Ceanu Mare (; ) is a commune in the north-west of Romania, in Cluj County, Transylvania. It is composed of thirteen villages: Andici (depopulated since 1985; Andics), Boian (Mezőbő), Bolduț (Boldoc), Ceanu Mare, Ciurgău (Csurgó), Dosu Napului (Oláhtóhát), Fânațe (Csániszénafű), Hodăi-Boian (Mezőbőifogadó), Iacobeni (Mezőszentjakab), Morțești (Morcest), Stârcu (Csóka), Strucut (merged with Gherea in 1968; Sztinkutdűlő) and Valea lui Cati (Sárospatakdűlő). 

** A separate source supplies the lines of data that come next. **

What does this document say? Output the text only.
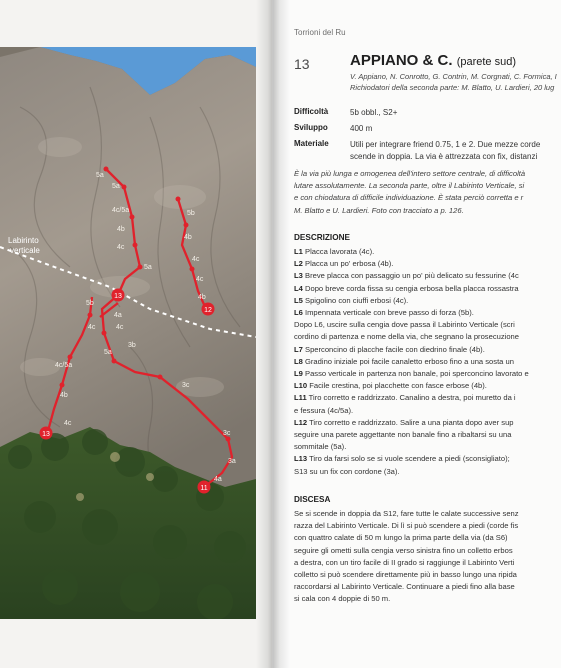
Labirinto
verticale
13
11
12
13
5a
5a
4c/5a
4b
4c
5a
5b
4c
4a
4c
5a
3b
4c/5a
4b
4c
3c
3c
3a
4a
5b
4b
4c
4c
4b
Torrioni del Ru
13	APPIANO & C. (parete sud)
V. Appiano, N. Conrotto, G. Contrin, M. Corgnati, C. Formica, I
Richiodatori della seconda parte: M. Blatto, U. Lardieri, 20 lug
Difficoltà	5b obbl., S2+
Sviluppo	400 m
Materiale	Utili per integrare friend 0.75, 1 e 2. Due mezze corde
scende in doppia. La via è attrezzata con fix, distanzi
È la via più lunga e omogenea dell'intero settore centrale, di difficoltà
lutare assolutamente. La seconda parte, oltre il Labirinto Verticale, si
e con chiodatura di difficile individuazione. È stata perciò corretta e r
M. Blatto e U. Lardieri. Foto con tracciato a p. 126.
DESCRIZIONE
L1 Placca lavorata (4c).
L2 Placca un po' erbosa (4b).
L3 Breve placca con passaggio un po' più delicato su fessurine (4c
L4 Dopo breve corda fissa su cengia erbosa bella placca rossastra
L5 Spigolino con ciuffi erbosi (4c).
L6 Impennata verticale con breve passo di forza (5b).
Dopo L6, uscire sulla cengia dove passa il Labirinto Verticale (scri
cordino di partenza e nome della via, che segnano la prosecuzione
L7 Sperconcino di placche facile con diedrino finale (4b).
L8 Gradino iniziale poi facile canaletto erboso fino a una sosta un
L9 Passo verticale in partenza non banale, poi sperconcino lavorato e
L10 Facile crestina, poi placchette con fasce erbose (4b).
L11 Tiro corretto e raddrizzato. Canalino a destra, poi muretto da i
e fessura (4c/5a).
L12 Tiro corretto e raddrizzato. Salire a una pianta dopo aver sup
seguire una parete aggettante non banale fino a ribaltarsi su una
sommitale (5a).
L13 Tiro da farsi solo se si vuole scendere a piedi (sconsigliato);
S13 su un fix con cordone (3a).
DISCESA
Se si scende in doppia da S12, fare tutte le calate successive senz
razza del Labirinto Verticale. Di lì si può scendere a piedi (corde fis
con quattro calate di 50 m lungo la prima parte della via (da S6)
seguire gli ometti sulla cengia verso sinistra fino un colletto erbos
a destra, con un tiro facile di II grado si raggiunge il Labirinto Verti
colletto si può scendere direttamente più in basso lungo una ripida
raccordarsi al Labirinto Verticale. Continuare a piedi fino alla base
si cala con 4 doppie di 50 m.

The village is known in Germany after the Schröder family discovered that the father of former Chancellor Gerhard Schröder was buried there in a common grave in 1944. Lieutenant Fritz Schröder was a soldier in the German army during World War II and he died at the age of 32 near the city of Turda (Thorenburg in German) on 4 October 1944, without ever seeing his newborn son Gerhard.

Demographics 
According to the census from 2002 there was a total population of 4,322 people living in this town. Of this population, 94.08% are ethnic Romanians, 3.51% ethnic Romani and 2.36% are ethnic Hungarians.